- Trust Operation
- The most sophisticated counterintelligence operation run by the Cheka and the GPU involved their creation in the early 1920s of a fictitious opposition group within the Soviet Union. The Cheka-created Monarchist Organization of Central Russia created in turn a trust in Paris called the Municipal Credit Organization of Moscow. The Trust was crafted to establish ties with Russian émigré groups in the West and lure the leaders of the White movements back into the Soviet Union. Émigrés and some Western intelligence services fell for the ruse. In August 1924 Boris Savinkov, a former revolutionary and minister of war in the transitional Aleksandr Kerensky government, entered the Soviet Union clandestinely to contact the Trust. He was arrested and publicly confessed his sins in a Soviet court.
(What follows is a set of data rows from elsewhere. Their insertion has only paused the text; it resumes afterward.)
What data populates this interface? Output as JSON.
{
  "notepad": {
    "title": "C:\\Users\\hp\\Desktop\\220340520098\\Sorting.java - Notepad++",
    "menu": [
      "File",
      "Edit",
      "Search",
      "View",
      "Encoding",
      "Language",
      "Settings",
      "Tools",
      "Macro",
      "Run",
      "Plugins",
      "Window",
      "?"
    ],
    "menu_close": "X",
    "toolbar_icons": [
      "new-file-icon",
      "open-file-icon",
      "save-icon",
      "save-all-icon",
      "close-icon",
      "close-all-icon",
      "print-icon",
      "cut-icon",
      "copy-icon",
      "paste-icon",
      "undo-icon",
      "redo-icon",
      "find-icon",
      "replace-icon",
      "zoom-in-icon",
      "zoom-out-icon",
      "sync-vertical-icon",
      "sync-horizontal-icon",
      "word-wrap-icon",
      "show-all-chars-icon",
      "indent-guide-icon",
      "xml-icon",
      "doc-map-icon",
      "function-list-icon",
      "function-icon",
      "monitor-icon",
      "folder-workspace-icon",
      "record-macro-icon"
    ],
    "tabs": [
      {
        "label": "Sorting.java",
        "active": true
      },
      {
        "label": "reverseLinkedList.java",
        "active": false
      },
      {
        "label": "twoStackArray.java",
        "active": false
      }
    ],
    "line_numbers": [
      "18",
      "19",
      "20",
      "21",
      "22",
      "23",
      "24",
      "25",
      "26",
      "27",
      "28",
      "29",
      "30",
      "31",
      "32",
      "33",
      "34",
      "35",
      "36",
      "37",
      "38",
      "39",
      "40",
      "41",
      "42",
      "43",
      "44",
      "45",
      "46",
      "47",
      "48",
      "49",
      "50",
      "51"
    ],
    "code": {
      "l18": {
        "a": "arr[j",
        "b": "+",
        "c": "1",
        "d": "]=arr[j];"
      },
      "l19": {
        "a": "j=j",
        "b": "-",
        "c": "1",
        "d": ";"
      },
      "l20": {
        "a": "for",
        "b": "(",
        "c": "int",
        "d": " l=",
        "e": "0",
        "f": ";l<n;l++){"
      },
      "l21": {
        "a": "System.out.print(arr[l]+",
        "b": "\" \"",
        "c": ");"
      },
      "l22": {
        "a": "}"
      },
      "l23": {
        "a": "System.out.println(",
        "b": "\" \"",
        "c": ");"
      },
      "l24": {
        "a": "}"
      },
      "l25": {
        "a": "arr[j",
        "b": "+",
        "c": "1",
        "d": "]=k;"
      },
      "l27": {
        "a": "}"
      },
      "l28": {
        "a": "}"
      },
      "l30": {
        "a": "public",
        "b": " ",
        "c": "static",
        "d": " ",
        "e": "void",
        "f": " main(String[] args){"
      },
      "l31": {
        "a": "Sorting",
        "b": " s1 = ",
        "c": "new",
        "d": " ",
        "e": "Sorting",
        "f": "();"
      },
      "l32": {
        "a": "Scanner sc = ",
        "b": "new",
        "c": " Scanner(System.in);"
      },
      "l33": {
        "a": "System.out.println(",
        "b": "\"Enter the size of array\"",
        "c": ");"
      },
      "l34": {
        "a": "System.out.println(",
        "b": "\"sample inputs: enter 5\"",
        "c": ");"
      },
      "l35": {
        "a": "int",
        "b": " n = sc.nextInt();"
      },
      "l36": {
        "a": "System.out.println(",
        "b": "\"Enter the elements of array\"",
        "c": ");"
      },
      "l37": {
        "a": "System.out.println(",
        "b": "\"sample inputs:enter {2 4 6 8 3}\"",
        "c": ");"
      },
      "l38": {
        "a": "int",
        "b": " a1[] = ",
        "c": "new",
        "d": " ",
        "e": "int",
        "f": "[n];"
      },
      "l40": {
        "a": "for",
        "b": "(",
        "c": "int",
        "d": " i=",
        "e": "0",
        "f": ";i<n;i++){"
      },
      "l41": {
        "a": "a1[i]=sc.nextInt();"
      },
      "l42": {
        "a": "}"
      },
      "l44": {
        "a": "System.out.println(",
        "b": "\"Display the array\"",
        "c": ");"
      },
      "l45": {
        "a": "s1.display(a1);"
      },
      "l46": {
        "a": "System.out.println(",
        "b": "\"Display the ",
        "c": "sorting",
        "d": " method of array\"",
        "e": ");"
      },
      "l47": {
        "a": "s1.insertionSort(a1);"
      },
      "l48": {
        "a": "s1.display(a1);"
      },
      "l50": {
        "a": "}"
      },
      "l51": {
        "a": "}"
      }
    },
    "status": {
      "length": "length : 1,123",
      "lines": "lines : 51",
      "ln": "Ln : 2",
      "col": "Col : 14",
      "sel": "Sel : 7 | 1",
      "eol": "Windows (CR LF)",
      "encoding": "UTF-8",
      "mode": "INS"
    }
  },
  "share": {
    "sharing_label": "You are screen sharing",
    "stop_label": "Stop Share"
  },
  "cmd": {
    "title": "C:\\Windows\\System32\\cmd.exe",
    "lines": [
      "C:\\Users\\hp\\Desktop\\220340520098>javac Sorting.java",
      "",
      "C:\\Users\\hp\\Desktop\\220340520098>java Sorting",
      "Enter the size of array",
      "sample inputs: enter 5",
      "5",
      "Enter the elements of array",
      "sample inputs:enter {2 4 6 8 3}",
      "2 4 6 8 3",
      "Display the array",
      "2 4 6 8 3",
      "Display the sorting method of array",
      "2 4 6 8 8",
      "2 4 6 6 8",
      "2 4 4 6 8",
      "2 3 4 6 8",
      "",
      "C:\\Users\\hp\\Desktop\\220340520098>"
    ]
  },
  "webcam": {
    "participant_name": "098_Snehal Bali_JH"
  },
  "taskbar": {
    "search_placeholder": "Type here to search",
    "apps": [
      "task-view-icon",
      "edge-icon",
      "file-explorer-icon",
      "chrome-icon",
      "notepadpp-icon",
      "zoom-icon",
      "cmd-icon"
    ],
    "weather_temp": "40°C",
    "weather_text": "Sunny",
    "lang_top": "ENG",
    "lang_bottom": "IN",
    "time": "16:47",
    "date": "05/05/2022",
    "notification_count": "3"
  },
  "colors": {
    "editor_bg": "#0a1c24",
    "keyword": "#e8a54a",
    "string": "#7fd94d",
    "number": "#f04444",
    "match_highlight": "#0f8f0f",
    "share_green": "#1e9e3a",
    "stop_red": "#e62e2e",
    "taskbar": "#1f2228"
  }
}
Shortly thereafter, in September 1925, Sidney Reilly, sometimes agent of British intelligence, crossed the Finnish–Soviet frontier to contact the Trust. He was captured, interrogated, and then executed in Moscow.Following the success in capturing Savinkov and Reilly, the Trust disappeared as stealthily as it emerged. It has been studied in the West as well as the Soviet Union as the model of a successful counterintelligence operation. The Soviet and Eastern European intelligence services often engaged in false flag organizations such as the Trust to distract émigrés and foreign intelligence services.
Historical dictionary of Russian and Soviet Intelligence. Robert W. Pringle. 2014.